Beijing’s response to the arrest of a Chinese ‘princess’ who is a top executive at tech giant Huawei exposes the company’s role as a spy for the Chinese Communist Party, an expert has claimed.

Meng Wanzhou was arrested earlier this month (December 6) in Vancouver, facing charges for fraud and for violating US sanctions by doing business with Iran.

Since her arrest, there has been a massive backlash in the form of Chinese Communists beginning to arrest innocent Canadians in retaliation.

As reported by New York Post, so far there have been three ‘revenge hostages’ that have been taken and held in secret jails on vague charges. And these arrests only look set to continue as Beijing have hinted that the ‘hostage’ count could grow if Meng is not freed soon.

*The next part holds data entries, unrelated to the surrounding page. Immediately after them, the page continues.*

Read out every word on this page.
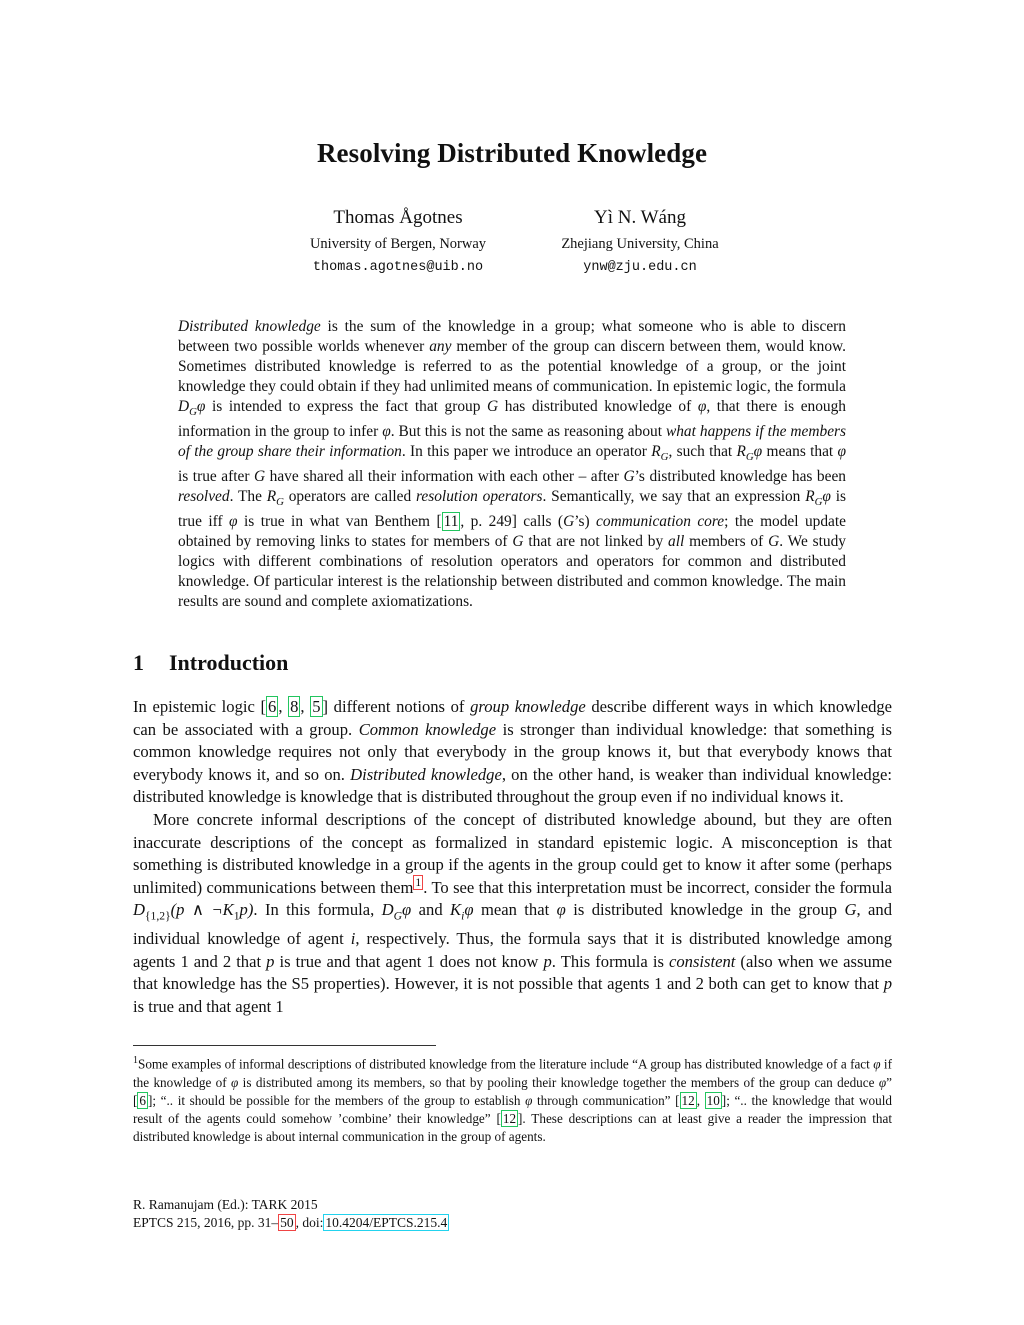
Resolving Distributed Knowledge
Thomas Ågotnes
University of Bergen, Norway
thomas.agotnes@uib.no
Yì N. Wáng
Zhejiang University, China
ynw@zju.edu.cn
Distributed knowledge is the sum of the knowledge in a group; what someone who is able to discern between two possible worlds whenever any member of the group can discern between them, would know. Sometimes distributed knowledge is referred to as the potential knowledge of a group, or the joint knowledge they could obtain if they had unlimited means of communication. In epistemic logic, the formula $D_G\varphi$ is intended to express the fact that group G has distributed knowledge of φ, that there is enough information in the group to infer φ. But this is not the same as reasoning about what happens if the members of the group share their information. In this paper we introduce an operator $R_G$, such that $R_G\varphi$ means that φ is true after G have shared all their information with each other – after G’s distributed knowledge has been resolved. The $R_G$ operators are called resolution operators. Semantically, we say that an expression $R_G\varphi$ is true iff φ is true in what van Benthem [ 11 , p. 249] calls (G’s) communication core; the model update obtained by removing links to states for members of G that are not linked by all members of G. We study logics with different combinations of resolution operators and operators for common and distributed knowledge. Of particular interest is the relationship between distributed and common knowledge. The main results are sound and complete axiomatizations.
1 Introduction

In epistemic logic [ 6 , 8 , 5 ] different notions of group knowledge describe different ways in which knowledge can be associated with a group. Common knowledge is stronger than individual knowledge: that something is common knowledge requires not only that everybody in the group knows it, but that everybody knows that everybody knows it, and so on. Distributed knowledge, on the other hand, is weaker than individual knowledge: distributed knowledge is knowledge that is distributed throughout the group even if no individual knows it.

More concrete informal descriptions of the concept of distributed knowledge abound, but they are often inaccurate descriptions of the concept as formalized in standard epistemic logic. A misconception is that something is distributed knowledge in a group if the agents in the group could get to know it after some (perhaps unlimited) communications between them $^1$ . To see that this interpretation must be incorrect, consider the formula $D_{\{1,2\}}(p$ ∧ $\neg K_1p$). In this formula, $D_G\varphi$ and $K_i\varphi$ mean that φ is distributed knowledge in the group G, and individual knowledge of agent i, respectively. Thus, the formula says that it is distributed knowledge among agents 1 and 2 that p is true and that agent 1 does not know p. This formula is consistent (also when we assume that knowledge has the S5 properties). However, it is not possible that agents 1 and 2 both can get to know that p is true and that agent 1

$^1$Some examples of informal descriptions of distributed knowledge from the literature include “A group has distributed knowledge of a fact φ if the knowledge of φ is distributed among its members, so that by pooling their knowledge together the members of the group can deduce φ” [ 6 ]; “.. it should be possible for the members of the group to establish φ through communication” [ 12 , 10 ]; “.. the knowledge that would result of the agents could somehow ’combine’ their knowledge” [ 12 ]. These descriptions can at least give a reader the impression that distributed knowledge is about internal communication in the group of agents.
R. Ramanujam (Ed.): TARK 2015
EPTCS 215, 2016, pp. 31– 50 , doi: 10.4204/EPTCS.215.4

So why has her arrest caused such a response from the Chinese Communist Party? Well, it turns out the ‘princess’ is Communist royalty – her grandad was close friends with Chairman Mao during the Chinese Civil War, who went on to become vice governor of China’s largest province.

That’s not all though. She’s also the daughter of Huawei’s founder and Chairman, Ren Zhengfei, and is looking set to succeed him when he retires. Her arrest, however, has put a slight spanner in the works.

In simple terms, Meng is looking set to become the heiress of China’s largest hi-tech company; Huawei is a leader in 5G technology and this year surpassed Apple to become the second largest smartphone maker in the world behind Samsung.

But Steven W. Mosher, an expert in China, argues that there is more to Huawei than meets the eye, particularly when it comes to the Chinese Communist Party.

Mosher, the author of Bully of Asia: Why China’s Dream is the New Threat to World Order, says the dramatic response adds to evidence that Huawei is not simply an innocent manufacturer of smartphones.

He writes that the Chinese Communist Party has repeatedly said that it has links to Huawei:

How do we know? Because the party has repeatedly said so.

First in 2015 and then again in June 2017, the party declared that all Chinese companies must collaborate in gathering intelligence.

The company, Mosher writes, has a much more important assignment from the Chinese Communist Party than simply listening in on phone conversations.

This is because the company is currently attempting to install 5G networks in countries around the world, which could potentially give the Chinese government access to and control over information networks.

In other words, whoever controls the 5G networks will control the world — or at least large parts of it.

In the meantime, Meng is currently under house arrest and awaiting extradition to the US, while the Canadian Minister of Foreign Affairs, Chrystia Freeland, has called on China to release the Canadian citizens that are currently being detained.